Knowledge Distillation for Multi-task Learning

This is the implementation of Knowledge Distillation for Multi-task Learning introduced by Wei-Hong Li and Hakan Bilen. We provide code for our method that performs semantic segmentation, depth estimation and surface normal estimation on NYU-v2 dataset using SegNet and MTAN. The repository also contains code for baselines which are compared in our paper. All methods are implemented in Pytorch

Requirements

  • Python 3.6+
  • PyTorch 1.0 (or newer version)
  • torchvision 0.2.2 (or newer version)
  • progress
  • matplotlib
  • numpy

Usage

Prepare dataset

We use the preprocessed NYUv2 dataset provided by this repo.

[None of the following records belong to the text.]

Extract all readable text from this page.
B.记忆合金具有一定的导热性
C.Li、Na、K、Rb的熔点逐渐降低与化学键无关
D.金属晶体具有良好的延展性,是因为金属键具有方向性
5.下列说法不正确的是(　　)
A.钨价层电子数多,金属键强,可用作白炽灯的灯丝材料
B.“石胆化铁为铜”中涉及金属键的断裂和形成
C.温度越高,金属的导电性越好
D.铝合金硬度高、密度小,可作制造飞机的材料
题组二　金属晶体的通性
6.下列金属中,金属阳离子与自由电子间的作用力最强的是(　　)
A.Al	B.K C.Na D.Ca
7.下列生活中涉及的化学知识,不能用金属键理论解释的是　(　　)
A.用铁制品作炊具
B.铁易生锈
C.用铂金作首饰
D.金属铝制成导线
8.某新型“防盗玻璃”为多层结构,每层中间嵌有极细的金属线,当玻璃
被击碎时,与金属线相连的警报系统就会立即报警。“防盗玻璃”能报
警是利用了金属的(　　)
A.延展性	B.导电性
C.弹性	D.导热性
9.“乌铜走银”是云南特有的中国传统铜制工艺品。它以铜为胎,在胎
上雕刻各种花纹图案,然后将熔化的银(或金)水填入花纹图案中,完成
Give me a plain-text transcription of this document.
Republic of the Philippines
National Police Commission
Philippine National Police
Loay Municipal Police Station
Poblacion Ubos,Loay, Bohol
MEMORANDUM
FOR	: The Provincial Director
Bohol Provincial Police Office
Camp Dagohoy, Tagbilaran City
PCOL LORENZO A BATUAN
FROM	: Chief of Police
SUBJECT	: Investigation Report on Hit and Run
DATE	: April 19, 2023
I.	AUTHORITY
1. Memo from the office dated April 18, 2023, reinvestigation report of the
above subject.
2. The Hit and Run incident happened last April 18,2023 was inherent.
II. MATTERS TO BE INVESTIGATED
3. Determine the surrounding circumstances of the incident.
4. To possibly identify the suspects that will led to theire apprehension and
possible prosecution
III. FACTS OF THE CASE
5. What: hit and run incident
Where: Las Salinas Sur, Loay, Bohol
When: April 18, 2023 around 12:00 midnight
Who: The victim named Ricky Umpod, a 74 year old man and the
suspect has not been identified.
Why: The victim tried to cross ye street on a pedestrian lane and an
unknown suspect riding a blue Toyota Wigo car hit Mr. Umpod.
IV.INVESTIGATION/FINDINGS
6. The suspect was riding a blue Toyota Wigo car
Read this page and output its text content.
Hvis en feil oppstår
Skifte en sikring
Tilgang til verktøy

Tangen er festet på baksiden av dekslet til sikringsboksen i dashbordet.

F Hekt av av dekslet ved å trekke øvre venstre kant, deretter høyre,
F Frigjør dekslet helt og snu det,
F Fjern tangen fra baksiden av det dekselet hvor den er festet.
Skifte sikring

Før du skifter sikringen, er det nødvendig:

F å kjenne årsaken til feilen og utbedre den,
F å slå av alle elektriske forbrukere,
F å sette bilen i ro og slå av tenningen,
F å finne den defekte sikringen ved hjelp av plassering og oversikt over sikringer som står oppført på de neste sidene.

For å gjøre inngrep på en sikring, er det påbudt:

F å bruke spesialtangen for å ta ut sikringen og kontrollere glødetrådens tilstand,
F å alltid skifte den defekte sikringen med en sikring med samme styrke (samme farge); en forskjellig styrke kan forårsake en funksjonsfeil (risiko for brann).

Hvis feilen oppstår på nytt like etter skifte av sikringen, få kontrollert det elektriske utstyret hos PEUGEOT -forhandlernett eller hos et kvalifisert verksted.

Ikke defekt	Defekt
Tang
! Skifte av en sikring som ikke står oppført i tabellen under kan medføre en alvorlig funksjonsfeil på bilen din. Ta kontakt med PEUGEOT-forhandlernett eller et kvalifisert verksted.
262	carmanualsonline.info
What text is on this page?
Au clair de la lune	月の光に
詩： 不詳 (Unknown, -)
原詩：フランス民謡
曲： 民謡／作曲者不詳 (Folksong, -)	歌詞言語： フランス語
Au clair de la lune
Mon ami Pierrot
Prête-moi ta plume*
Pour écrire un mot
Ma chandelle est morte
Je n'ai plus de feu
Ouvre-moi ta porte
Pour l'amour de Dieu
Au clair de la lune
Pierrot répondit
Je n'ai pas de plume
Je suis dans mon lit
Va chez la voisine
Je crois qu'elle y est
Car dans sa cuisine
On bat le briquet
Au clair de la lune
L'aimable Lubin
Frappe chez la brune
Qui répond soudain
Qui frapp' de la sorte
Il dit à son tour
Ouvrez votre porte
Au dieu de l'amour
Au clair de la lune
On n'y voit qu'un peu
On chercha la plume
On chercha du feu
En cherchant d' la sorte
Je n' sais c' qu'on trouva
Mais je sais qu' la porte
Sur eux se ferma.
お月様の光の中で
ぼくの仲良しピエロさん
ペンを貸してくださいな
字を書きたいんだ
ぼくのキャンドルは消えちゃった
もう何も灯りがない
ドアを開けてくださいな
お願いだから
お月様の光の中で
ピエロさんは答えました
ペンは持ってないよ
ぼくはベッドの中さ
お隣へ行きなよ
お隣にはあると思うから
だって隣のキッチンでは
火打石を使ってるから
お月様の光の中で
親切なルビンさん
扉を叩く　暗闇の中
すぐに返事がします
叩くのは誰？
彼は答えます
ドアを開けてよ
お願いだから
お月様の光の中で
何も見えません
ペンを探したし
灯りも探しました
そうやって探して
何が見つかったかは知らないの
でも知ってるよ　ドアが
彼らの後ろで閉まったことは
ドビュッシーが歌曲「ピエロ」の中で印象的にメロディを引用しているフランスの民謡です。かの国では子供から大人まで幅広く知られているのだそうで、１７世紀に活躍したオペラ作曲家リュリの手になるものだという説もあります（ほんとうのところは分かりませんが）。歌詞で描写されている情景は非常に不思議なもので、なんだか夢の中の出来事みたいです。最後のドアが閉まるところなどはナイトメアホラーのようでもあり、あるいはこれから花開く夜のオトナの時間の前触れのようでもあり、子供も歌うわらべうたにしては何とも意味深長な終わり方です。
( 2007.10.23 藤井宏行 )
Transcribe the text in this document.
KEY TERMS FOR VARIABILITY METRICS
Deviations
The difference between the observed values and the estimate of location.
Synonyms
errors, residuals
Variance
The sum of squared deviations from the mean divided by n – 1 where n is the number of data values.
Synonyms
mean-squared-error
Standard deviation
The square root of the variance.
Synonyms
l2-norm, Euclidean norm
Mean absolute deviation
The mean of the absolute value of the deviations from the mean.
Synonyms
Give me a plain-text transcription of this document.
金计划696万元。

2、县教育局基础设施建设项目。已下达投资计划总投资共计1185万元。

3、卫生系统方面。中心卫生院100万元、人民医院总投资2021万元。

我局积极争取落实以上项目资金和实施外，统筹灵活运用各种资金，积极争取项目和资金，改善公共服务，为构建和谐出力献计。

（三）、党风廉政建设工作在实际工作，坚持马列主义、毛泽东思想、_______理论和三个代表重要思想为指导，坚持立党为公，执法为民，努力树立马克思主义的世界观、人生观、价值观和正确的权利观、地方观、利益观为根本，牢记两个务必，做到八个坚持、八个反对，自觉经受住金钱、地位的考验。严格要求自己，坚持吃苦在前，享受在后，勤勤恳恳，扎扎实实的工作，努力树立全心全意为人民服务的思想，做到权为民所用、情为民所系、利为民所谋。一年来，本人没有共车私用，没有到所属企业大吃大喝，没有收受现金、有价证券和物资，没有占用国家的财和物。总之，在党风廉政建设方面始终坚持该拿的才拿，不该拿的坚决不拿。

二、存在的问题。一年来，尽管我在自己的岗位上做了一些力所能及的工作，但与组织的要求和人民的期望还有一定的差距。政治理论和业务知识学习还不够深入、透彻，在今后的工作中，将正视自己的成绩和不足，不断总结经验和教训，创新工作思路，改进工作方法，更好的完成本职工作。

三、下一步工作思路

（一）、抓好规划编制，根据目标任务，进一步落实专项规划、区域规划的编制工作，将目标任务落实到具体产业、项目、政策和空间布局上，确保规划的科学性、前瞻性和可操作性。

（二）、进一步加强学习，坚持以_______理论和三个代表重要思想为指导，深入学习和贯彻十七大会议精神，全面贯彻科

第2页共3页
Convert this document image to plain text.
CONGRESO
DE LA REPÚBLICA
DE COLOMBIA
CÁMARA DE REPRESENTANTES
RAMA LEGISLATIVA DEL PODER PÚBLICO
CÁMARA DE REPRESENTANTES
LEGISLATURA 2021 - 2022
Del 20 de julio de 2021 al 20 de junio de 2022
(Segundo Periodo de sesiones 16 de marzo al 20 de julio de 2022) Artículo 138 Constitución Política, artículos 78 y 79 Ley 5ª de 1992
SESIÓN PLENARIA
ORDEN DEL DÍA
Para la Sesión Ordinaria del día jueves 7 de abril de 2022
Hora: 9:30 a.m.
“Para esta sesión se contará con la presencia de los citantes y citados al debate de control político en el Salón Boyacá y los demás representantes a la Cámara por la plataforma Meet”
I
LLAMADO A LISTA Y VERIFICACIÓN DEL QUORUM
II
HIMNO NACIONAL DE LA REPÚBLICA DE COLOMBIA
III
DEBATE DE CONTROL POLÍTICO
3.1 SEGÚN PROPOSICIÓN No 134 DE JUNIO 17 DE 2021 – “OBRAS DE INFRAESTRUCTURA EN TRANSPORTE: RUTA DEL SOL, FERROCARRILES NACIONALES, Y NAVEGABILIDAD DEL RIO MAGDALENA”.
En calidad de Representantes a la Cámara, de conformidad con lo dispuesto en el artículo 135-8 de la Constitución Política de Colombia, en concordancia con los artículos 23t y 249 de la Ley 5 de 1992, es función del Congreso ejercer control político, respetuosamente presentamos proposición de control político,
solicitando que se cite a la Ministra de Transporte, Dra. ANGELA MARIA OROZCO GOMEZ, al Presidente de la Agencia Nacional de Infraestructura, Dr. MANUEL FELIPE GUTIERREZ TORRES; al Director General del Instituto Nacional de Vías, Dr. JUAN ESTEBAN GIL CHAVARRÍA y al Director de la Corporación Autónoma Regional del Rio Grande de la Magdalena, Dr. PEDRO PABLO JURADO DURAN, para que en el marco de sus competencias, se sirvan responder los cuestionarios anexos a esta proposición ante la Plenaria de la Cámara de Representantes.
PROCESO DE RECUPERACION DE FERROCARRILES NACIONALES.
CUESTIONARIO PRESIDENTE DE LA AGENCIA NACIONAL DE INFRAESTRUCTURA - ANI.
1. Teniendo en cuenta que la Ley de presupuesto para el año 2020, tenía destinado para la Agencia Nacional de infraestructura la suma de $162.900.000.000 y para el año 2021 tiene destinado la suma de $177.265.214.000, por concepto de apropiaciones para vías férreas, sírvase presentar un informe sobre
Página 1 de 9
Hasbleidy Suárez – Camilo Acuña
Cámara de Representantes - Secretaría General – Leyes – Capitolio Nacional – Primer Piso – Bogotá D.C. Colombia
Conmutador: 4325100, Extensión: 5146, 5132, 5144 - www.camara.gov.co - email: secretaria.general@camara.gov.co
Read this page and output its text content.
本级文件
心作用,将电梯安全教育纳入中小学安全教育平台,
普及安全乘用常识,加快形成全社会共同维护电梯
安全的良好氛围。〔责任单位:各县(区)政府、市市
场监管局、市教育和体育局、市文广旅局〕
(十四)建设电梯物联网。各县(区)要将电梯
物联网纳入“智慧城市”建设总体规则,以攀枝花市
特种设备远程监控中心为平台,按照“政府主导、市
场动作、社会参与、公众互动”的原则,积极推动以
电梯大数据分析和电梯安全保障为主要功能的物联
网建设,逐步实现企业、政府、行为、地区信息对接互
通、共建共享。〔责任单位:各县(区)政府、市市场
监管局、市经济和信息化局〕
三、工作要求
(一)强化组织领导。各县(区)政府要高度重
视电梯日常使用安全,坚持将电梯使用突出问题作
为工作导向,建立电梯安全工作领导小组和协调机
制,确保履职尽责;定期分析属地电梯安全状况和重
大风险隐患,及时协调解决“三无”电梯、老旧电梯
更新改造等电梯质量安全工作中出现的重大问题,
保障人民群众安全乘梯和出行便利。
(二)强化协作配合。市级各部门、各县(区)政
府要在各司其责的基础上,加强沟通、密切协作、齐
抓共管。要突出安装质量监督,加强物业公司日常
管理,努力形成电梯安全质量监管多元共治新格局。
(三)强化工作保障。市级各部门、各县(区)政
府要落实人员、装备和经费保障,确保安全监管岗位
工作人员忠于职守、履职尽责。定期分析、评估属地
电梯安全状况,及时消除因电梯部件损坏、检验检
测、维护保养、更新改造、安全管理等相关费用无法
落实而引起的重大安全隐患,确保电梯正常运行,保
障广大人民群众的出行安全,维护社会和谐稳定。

Download the dataset and place the dataset folder in ./data/

Our method

  • train the single task learning models with SegNet:
python model_segnet_single.py --gpu <gpu_id> --out SegNet-single --dataroot ./data/nyuv2 --task <task: semantic, depth, normal>

or with MTAN

python model_mtan_single.py --gpu <gpu_id> --out mtan-single --dataroot ./data/nyuv2 --task <task: semantic, depth, normal>
  • train the multi-task learning model using our KD-MTL with SegNet:
python model_segnet_kdmtl.py --gpu <gpu_id> --alr 1e-1 --out SegNet-KD-MTL --single-dir ./SegNet-single/ --dataroot ./data/nyuv2

or with MTAN

python model_mtan_kdmtl.py --gpu <gpu_id> --alr 1e-1 --out MTAN-KD-MTL --single-dir ./mtan-single/ --dataroot ./data/nyuv2

Baselines

We provide code, model_segnet_baselines.py and model_mtan_baselines.py, for several balancing loss weighting approaches including Uniformly weighting, MGDA (adapted from the source code), GradNorm, and DWA (source code).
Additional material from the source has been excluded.